At the moment, Syd's a little more the girl who wants to do stuff with Momma than Will, perennially immersed in a book, is, and so it was she and I who made the house's first loaves of French bread:
Knead It, Punch It, Bake It!: The Ultimate Breadmaking Book for Parents and KidsWe used the very clear instructions from Knead It, Punch It, Bake It!: The Ultimate Breadmaking Book for Parents and Kids (then checked out from the library, but since obtained for free from Amazon using my swagbucks, yay!), but unfortunately I didn't have any white flour on hand, and so substituted white wheat flour, and the results were merely satisfying. Of course, Sydney had a brilliant time kneading and punching and baking, so our dry loaves of rough white wheat bread were well worth the effort.

A few days later, I had bought white bread flour, Cake-approved!, AND I found Willow curled up on the couch, reading over and over the recipe for French bread, so when she declared that she wanted to bake French bread ALL by herself, with no hands-on help from the Momma, I said, "You betcha!"

And so she did:
I helped her interpret the directions, of course, and I got out the ingredients, and Will has enough experience with cooking that she knows how to level off measuring spoons and measure to the line that I show her on the measuring cup, etc. And she did do everything herself, just as she had requested. She stirred every stir and kneaded every knead and formed the loaves and poured the teakettle of boiling water in a pan at the bottom of the stove to fill the oven with steam and even put the pan with its loaves into the oven, although her father had to hold her around the middle to keep her balanced on her sound right leg.

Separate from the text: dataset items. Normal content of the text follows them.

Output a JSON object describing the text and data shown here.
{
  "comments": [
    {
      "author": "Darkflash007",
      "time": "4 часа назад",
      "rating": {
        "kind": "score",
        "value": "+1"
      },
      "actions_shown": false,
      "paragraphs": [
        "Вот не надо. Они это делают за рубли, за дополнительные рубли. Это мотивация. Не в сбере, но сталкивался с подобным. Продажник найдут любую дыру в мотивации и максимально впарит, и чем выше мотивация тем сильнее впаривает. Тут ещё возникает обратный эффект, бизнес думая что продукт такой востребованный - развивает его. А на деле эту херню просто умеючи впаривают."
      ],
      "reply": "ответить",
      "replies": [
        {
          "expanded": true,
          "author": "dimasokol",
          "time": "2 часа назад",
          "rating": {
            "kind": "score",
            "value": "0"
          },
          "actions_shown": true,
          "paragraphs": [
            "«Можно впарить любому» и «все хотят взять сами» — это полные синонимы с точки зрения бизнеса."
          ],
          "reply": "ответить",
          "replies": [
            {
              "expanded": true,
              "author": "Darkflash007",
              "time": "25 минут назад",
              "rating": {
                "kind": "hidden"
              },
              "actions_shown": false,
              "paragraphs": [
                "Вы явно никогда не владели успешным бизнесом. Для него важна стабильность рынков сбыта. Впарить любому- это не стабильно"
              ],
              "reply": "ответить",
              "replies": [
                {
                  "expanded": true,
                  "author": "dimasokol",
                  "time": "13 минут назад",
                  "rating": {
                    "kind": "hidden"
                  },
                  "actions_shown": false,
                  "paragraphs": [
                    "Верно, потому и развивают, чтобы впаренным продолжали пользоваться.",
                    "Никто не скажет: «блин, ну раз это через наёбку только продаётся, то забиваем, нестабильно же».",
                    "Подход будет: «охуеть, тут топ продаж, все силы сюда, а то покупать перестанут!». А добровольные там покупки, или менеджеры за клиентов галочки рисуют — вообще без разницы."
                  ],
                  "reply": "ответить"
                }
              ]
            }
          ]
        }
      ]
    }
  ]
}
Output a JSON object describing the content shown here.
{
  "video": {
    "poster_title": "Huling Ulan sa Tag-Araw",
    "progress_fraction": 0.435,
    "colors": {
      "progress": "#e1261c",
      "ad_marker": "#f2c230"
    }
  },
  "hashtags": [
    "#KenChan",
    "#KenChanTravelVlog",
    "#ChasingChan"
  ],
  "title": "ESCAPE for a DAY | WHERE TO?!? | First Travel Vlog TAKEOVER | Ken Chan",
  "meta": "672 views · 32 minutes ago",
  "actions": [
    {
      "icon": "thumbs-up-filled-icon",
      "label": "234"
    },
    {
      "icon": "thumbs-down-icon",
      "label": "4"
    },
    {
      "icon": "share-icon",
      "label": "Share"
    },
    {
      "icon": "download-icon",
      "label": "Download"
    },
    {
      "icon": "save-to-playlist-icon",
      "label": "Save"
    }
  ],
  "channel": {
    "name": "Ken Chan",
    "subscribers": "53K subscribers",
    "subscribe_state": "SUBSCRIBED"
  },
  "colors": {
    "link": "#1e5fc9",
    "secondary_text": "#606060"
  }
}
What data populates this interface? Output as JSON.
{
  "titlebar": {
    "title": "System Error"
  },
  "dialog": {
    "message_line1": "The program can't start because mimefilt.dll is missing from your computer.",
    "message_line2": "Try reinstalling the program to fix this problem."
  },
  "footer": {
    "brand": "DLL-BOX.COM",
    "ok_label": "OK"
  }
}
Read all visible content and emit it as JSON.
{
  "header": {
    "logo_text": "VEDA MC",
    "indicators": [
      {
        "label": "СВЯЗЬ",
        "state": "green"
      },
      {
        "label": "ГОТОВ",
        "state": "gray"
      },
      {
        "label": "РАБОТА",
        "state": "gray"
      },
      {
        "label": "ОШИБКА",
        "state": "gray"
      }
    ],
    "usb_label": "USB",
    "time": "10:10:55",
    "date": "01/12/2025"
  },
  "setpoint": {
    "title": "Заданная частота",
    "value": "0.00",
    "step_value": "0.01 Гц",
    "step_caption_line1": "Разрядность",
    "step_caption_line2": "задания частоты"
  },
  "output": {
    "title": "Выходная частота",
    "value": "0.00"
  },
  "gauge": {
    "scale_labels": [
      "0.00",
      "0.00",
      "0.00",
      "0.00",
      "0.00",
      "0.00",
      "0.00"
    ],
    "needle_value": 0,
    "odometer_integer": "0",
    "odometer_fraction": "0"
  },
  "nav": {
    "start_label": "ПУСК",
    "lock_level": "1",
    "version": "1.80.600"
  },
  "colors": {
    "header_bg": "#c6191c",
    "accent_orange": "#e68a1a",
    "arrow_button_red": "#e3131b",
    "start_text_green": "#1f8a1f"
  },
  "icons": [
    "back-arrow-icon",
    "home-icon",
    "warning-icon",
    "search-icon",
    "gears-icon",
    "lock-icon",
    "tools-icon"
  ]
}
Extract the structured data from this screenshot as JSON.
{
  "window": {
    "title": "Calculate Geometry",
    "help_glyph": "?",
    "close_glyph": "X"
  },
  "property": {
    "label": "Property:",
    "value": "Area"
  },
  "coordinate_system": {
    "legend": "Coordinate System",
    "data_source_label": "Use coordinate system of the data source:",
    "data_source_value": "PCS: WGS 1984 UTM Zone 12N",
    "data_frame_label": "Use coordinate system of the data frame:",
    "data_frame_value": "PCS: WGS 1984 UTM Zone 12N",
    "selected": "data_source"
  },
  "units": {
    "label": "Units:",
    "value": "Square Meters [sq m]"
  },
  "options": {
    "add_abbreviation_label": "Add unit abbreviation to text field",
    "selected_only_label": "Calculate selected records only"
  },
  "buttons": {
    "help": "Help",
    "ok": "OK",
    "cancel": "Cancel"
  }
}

Still, though, I'm not at all sure about how much flour she actually put in, because I'm pretty sure she lost count, and the salt spilled, and I think that the dough was more goofed off with than kneaded, per se, and that's all to explain to you that the loaves...
They were perfect. Exquisite. We took them with us to the drive-in to see Despicable Me (which Willow HATED, by the way, and cried and begged to go home until I walked her in my arms like a baby so that Sydney and Matt could finish the movie), along with some Earth Balance, and everyone agreed that, in Willow's words, "This is the best bread in the world."

Those two hands that made it are pretty perfect, too.


cake said...

ahh, sweet success! if i tell carl that willow baked her own french bread, he may be inspired to give it a try. he has been wanting to, but was nervous about it. could you make a copy of those pages in the book for us??? we may need them.

awesome photos!

Anonymous said...

Once again, you guys totally put our homeschooling to shame. My kids won't answer the phone, let alone make bread. I'm dropping my kids off at your house when I drop off the chairs. What, you think I'm kidding??

I used to have that bread book...think I actually donated our copy to the library.